In Standaard 330.A43 staat over de aard en omvang van gegevensgerichte controles dat de accountant kan besluiten dat:

  • alleen gegevensgerichte cijferanalyses voldoende zullen zijn om het controlerisico tot een aanvaardbaar laag niveau terug te brengen (bijvoorbeeld als de risico-inschatting wordt onderbouwd met controle-informatie uit toetsingen van interne beheersingsmaatregelen);
  • alleen detailcontroles geschikt zijn;
  • een combinatie van gegevensgerichte cijferanalyses en detailcontroles het beste is om op de ingeschatte risico’s in te spelen.

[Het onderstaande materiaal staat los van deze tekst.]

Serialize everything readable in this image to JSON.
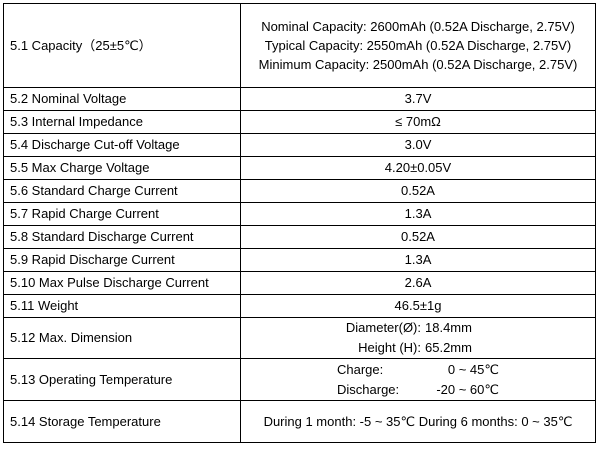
{
  "spec_table": {
    "rows": [
      {
        "label": "5.1 Capacity（25±5℃）",
        "value": "Nominal Capacity:  2600mAh (0.52A Discharge, 2.75V) Typical Capacity:  2550mAh (0.52A Discharge, 2.75V)   Minimum Capacity: 2500mAh (0.52A Discharge, 2.75V)"
      },
      {
        "label": "5.2 Nominal Voltage",
        "value": "3.7V"
      },
      {
        "label": "5.3 Internal Impedance",
        "value": "≤ 70mΩ"
      },
      {
        "label": "5.4 Discharge Cut-off Voltage",
        "value": "3.0V"
      },
      {
        "label": "5.5 Max Charge Voltage",
        "value": "4.20±0.05V"
      },
      {
        "label": "5.6 Standard Charge Current",
        "value": "0.52A"
      },
      {
        "label": "5.7 Rapid Charge Current",
        "value": "1.3A"
      },
      {
        "label": "5.8 Standard Discharge Current",
        "value": "0.52A"
      },
      {
        "label": "5.9 Rapid Discharge Current",
        "value": "1.3A"
      },
      {
        "label": "5.10 Max Pulse Discharge Current",
        "value": "2.6A"
      },
      {
        "label": "5.11 Weight",
        "value": "46.5±1g"
      },
      {
        "label": "5.12 Max. Dimension",
        "lines": [
          {
            "label": "Diameter(Ø):",
            "value": "18.4mm"
          },
          {
            "label": "Height (H):",
            "value": "65.2mm"
          }
        ]
      },
      {
        "label": "5.13 Operating Temperature",
        "lines": [
          {
            "label": "Charge:",
            "value": "0 ~ 45℃"
          },
          {
            "label": "Discharge:",
            "value": "-20 ~ 60℃"
          }
        ]
      },
      {
        "label": "5.14 Storage Temperature",
        "value": "During 1 month: -5 ~ 35℃  During 6 months: 0 ~ 35℃"
      }
    ]
  }
}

Professionele oordeelsvorming

De accountant wijst op Standaard 200.A45, maar de Accountantskamer gaat ervanuit dat hij Standaard 200.A47 bedoelt. Daarin staat dat inherente beperkingen aan een controle ertoe kunnen leiden dat het grootste deel van de controle-informatie geen sluitend bewijsmateriaal verschaft. Naar aanleiding van dit verweer zegt de kamer dat de accountant volgens Standaard 200.15 weliswaar een professioneel oordeel moet vormen. In de Standaarden 200.22 en 200.23 staat echter dat de accountant moet voldoen aan alle vereisten van een Standaard, tenzij onder de gegeven omstandigheden:

  • de Standaard in zijn geheel niet relevant is; of
  • het vereiste niet relevant is omdat die van voorwaardelijke aard is en de voorwaarde niet is vervuld.

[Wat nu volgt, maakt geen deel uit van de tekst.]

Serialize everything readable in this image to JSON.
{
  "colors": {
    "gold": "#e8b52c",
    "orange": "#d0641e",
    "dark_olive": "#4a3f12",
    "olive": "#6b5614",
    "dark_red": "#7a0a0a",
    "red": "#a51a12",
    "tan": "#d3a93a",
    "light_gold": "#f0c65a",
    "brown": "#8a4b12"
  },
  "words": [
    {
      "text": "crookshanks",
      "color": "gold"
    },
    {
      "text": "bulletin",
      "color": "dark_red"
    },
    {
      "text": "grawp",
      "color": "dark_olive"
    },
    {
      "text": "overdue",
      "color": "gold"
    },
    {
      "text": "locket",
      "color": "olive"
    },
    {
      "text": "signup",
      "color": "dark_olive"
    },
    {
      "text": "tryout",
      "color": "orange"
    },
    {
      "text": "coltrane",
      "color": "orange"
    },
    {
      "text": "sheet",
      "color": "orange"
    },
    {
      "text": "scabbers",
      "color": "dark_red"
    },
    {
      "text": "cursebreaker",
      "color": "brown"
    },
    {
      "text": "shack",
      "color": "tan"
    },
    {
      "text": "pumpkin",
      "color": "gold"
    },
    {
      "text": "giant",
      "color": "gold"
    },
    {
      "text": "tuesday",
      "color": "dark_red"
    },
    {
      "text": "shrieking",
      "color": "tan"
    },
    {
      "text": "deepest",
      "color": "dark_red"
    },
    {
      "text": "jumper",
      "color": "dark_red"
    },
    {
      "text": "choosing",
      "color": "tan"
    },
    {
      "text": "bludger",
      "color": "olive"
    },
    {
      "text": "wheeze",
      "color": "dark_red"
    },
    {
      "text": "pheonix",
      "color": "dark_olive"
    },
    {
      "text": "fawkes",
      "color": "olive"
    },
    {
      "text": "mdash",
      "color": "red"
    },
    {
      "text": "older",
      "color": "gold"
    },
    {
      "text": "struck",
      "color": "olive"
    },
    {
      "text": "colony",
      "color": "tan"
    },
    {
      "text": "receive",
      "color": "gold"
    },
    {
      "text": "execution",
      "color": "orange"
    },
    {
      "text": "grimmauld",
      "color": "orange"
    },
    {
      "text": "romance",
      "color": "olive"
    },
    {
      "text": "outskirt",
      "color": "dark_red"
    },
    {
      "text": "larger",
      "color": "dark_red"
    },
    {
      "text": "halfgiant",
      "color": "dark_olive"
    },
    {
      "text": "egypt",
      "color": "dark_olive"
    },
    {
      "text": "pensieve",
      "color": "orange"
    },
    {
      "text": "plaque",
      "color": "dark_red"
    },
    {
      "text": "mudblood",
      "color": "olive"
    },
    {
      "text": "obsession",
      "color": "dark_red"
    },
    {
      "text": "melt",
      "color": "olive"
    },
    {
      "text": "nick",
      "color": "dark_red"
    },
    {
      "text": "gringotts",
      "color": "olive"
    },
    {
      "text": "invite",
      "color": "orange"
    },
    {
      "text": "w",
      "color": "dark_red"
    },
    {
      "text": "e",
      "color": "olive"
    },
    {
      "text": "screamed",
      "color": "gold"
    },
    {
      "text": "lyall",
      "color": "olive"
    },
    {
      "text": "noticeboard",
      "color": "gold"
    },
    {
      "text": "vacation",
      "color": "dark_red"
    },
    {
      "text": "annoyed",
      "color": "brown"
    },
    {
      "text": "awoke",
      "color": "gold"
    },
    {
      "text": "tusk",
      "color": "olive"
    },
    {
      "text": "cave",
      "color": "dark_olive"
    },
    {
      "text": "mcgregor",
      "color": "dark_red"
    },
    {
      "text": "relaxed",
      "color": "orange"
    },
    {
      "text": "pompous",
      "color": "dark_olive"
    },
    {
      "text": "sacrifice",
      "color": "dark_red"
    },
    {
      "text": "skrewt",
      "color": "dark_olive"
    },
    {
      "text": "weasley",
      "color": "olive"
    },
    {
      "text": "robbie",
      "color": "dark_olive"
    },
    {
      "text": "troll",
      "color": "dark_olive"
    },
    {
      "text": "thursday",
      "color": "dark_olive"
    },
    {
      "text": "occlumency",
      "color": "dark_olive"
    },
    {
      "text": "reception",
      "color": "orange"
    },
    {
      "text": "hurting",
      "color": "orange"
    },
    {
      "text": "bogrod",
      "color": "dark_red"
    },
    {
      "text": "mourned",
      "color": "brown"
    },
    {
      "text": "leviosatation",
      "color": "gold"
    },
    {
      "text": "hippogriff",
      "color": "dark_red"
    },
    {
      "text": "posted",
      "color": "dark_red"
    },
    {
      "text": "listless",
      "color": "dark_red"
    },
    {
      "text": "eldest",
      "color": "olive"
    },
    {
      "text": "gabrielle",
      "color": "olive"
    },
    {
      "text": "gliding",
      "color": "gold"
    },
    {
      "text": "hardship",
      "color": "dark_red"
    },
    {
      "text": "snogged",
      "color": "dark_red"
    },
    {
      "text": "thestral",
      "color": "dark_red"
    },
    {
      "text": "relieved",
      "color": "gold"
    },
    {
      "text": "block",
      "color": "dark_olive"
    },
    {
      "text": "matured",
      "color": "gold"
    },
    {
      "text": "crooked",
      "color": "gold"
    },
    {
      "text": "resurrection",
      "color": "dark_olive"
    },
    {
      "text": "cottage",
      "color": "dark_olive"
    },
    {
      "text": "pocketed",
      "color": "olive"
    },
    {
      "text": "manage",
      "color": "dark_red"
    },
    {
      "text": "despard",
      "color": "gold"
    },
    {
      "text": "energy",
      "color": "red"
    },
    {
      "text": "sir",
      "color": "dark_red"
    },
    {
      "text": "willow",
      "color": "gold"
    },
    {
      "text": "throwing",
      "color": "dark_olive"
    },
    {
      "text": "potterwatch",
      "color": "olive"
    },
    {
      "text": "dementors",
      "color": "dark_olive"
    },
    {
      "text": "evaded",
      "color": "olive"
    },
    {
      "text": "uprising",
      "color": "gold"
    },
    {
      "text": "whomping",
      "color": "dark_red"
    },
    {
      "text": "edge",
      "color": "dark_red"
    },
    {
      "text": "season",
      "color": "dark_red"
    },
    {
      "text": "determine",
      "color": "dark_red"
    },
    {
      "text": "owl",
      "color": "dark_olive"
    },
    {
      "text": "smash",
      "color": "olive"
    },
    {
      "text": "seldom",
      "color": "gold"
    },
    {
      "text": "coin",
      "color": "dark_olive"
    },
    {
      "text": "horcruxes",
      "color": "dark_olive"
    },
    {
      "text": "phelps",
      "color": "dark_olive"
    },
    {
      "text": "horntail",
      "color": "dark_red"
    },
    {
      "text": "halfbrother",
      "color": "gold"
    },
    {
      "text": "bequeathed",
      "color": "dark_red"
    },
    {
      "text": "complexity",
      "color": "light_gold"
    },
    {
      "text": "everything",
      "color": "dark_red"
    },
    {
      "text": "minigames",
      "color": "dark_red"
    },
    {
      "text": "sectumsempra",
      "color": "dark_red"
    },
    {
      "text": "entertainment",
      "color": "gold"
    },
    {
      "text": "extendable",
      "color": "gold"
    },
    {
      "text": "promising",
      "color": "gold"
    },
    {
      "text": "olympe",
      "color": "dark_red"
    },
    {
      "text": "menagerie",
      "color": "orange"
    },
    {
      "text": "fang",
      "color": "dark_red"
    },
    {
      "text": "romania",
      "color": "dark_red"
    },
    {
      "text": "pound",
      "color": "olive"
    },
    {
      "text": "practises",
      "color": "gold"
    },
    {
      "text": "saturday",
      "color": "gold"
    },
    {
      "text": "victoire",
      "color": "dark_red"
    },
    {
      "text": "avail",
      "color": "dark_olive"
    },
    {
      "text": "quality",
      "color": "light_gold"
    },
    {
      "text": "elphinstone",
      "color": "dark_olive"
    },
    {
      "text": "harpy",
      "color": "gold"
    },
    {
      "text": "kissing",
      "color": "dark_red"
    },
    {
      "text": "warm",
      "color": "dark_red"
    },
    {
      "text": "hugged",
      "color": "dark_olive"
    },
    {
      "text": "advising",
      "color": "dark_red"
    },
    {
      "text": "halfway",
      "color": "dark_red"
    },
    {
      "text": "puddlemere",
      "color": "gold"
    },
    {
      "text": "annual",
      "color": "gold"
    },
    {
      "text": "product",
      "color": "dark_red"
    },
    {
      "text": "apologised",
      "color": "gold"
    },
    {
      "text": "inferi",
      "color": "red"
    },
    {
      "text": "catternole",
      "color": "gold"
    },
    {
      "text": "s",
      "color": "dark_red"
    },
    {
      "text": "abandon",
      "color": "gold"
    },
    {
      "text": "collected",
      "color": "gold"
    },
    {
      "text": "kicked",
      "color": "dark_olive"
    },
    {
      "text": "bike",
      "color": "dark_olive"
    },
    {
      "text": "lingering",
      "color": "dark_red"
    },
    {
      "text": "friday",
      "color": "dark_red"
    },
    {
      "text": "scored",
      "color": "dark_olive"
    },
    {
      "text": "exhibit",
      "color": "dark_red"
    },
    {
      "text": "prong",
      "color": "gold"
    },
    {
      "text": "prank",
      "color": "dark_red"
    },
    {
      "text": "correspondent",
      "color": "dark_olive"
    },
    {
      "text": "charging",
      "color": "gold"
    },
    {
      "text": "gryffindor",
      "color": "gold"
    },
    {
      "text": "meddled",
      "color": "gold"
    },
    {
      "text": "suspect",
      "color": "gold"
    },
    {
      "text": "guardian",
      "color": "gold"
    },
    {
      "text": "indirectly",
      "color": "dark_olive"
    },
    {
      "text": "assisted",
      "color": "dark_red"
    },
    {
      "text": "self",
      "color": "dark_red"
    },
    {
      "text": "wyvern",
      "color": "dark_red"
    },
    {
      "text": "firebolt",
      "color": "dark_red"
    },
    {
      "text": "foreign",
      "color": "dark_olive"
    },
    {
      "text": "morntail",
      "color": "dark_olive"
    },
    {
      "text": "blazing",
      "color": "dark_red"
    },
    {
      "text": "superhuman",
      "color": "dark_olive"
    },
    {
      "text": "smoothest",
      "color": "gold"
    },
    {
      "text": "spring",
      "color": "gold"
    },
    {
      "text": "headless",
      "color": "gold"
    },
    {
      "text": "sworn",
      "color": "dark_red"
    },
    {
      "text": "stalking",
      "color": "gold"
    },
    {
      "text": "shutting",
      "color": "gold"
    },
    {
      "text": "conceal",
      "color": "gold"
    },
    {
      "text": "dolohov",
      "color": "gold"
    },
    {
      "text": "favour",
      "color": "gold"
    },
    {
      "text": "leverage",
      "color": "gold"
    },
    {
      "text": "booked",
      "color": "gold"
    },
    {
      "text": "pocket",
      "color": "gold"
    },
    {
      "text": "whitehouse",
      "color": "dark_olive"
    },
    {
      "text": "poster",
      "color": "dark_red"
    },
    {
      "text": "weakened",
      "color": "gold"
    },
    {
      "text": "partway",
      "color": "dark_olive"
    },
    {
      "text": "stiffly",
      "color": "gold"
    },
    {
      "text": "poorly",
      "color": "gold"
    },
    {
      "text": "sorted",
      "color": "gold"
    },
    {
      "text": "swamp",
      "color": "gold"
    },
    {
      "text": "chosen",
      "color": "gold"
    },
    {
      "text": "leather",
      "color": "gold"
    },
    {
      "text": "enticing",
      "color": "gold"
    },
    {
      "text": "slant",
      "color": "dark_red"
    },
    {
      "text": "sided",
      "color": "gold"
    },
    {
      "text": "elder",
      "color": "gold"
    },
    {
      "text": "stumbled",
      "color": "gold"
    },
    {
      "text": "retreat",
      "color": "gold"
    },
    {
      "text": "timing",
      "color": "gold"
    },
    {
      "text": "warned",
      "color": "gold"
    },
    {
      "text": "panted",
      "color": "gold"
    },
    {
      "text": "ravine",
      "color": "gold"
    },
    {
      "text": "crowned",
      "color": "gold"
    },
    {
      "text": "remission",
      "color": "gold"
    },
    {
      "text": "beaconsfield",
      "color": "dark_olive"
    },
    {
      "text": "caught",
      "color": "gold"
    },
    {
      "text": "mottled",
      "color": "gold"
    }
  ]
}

Alleen in uitzonderlijke omstandigheden kan de accountant het noodzakelijk vinden om af te wijken van een relevant voorschrift in een Standaard. In dat geval moet hij/zij alternatieve controlewerkzaamheden uitvoeren. Naar verwachting bestaat die noodzaak alleen als een specifieke maatregel onder de gegeven omstandigheden niet effectief is om het doel van het voorschrift te bereiken. De controle-informatie hoeft geen sluitend bewijsmateriaal te verschaffen. Maar behoudens de uitzonderingen uit de Standaarden 200.22 en 200.23 moet een controlerend accountant wel te allen tijde voldoen aan alle vereisten van de Standaarden.

Klachtonderdeel a Omzet

De accountant zegt dat hij heeft vastgesteld hoe de AO/IB is opgezet en dat er een functiescheiding bestaat. Volgens de Accountantskamer blijkt uit de stukken duidelijk dat hij heeft gekozen voor een volledig gegevensgerichte controle, zonder te steunen op de interne beheersing. Hij heeft de effectieve werking daarvan niet gecontroleerd, zodat hij bij de controle van de jaarrekening 2017 niet kon steunen op de interne beheersing. De gegevensgerichte controles moesten dus toereikend zijn, ongeacht de inschatting van de risico’s op een afwijking van materieel belang.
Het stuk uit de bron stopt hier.